The underground at times seems to have a direct connection to the island of Sodor. The wooden escalators have been eliminated, but some other elements do feel pretty… ripe. More than once have I had the feeling as if George Orwell himself were whispering a running commentary into my ear. “The hallway smelt of boiled cabbage and old rag mats. At one end of it a coloured poster, too large for indoor display, had been tacked to the wall.”… “Be part of the future…” “To Fly, to Serve.” Promises either completely obvious, or slightly amusing. There might not be a single Big Brother, but the iPhone in my pocket constantly broadcast my location as I wandered the sweet streets of Kensington, or Notting Hill, or somewhere much more eastward.

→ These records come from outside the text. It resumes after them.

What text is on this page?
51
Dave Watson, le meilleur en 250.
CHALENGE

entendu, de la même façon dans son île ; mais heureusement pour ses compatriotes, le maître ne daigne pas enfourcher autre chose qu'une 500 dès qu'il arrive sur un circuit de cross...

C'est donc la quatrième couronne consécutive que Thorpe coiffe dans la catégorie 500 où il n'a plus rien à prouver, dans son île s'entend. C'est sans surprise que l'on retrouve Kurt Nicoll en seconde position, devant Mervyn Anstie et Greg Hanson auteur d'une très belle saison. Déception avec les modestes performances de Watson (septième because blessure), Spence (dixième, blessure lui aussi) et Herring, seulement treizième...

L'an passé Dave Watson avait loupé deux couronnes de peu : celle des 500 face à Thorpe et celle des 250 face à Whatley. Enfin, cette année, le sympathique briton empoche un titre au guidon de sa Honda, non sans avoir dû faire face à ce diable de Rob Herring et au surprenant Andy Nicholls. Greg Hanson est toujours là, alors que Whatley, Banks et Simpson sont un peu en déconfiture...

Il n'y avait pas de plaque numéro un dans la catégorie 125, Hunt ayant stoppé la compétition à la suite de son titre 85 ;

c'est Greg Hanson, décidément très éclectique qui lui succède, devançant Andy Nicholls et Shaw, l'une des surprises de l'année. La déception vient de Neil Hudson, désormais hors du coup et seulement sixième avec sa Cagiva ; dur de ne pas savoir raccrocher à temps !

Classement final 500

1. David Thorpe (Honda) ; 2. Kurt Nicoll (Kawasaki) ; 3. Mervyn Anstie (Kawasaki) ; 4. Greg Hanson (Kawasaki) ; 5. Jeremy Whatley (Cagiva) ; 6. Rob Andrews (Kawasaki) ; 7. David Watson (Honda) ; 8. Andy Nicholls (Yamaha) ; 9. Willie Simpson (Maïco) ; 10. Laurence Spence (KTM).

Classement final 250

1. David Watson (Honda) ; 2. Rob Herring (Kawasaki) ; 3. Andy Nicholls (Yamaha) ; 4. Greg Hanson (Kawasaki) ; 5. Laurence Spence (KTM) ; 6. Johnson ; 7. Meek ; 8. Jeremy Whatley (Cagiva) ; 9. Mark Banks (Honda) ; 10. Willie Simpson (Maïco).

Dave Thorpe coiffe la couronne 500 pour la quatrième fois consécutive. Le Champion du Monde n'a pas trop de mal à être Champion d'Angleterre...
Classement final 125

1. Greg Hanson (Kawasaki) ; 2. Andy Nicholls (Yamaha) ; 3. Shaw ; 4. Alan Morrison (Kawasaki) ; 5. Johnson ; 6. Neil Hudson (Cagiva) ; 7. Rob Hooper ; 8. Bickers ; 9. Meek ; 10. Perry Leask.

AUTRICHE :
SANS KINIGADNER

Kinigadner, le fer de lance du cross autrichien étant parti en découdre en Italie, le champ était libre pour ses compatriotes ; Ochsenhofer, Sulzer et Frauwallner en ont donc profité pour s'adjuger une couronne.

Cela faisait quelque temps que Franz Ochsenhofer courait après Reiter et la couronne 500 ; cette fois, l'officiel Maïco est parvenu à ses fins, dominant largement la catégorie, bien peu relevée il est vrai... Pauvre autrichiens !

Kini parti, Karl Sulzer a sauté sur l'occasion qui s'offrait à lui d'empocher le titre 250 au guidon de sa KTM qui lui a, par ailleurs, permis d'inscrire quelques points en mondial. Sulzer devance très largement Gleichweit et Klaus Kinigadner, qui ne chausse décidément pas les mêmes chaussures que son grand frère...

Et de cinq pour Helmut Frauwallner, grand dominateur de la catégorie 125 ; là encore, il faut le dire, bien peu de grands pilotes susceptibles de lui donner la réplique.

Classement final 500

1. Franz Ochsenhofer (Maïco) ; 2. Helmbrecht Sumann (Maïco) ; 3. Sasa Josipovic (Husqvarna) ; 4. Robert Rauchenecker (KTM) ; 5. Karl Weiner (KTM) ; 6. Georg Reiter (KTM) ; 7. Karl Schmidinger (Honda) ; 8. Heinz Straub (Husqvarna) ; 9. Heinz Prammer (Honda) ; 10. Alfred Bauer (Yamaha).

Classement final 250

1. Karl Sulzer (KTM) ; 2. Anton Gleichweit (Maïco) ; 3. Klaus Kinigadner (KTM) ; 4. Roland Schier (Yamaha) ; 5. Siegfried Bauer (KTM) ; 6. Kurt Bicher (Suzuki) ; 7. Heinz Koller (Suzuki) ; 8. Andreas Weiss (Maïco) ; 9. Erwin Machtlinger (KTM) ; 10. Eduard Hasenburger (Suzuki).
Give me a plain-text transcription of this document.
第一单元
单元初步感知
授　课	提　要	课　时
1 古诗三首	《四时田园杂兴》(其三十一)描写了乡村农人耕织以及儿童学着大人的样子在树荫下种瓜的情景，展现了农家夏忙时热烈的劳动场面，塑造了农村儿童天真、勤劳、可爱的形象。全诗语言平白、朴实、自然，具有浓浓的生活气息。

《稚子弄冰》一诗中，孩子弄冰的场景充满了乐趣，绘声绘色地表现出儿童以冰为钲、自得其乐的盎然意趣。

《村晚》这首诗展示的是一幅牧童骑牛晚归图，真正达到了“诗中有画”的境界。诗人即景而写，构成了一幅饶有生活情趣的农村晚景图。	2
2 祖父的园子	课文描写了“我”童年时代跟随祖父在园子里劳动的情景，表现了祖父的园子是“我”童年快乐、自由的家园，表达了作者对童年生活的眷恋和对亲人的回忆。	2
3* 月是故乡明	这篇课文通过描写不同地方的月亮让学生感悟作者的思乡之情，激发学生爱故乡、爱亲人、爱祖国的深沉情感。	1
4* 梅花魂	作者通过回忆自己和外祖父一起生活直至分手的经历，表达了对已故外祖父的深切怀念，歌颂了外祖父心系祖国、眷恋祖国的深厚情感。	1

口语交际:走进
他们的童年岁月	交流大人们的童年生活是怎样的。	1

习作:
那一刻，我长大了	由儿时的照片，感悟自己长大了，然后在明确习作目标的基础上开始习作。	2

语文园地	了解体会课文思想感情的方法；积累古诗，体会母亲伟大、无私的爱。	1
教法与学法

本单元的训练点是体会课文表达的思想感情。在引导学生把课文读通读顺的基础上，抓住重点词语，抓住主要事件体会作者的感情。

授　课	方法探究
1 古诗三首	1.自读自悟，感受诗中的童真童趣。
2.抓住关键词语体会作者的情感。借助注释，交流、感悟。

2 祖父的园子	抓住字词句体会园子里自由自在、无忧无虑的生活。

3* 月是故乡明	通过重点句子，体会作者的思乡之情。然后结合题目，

This visit to London was probably among my best visits for me. The apartment I stayed in was a bit like a cave, but in the best sense of the word. A cave is not bad when there is Saint Emilion from a good year, and unrefrigerated eggs from local English hens. The bed was in such a quiet spot, that even the red tube line sounded as if it were in a far away part of town. I have not slept this well in ages. I wish I had managed to visit the galleries, and I wish I had had the time to visit some dear friends. Sincere apologies that I failed to do that. I will need to return. And I will happily return.

Looking forward to some more Tea & Water.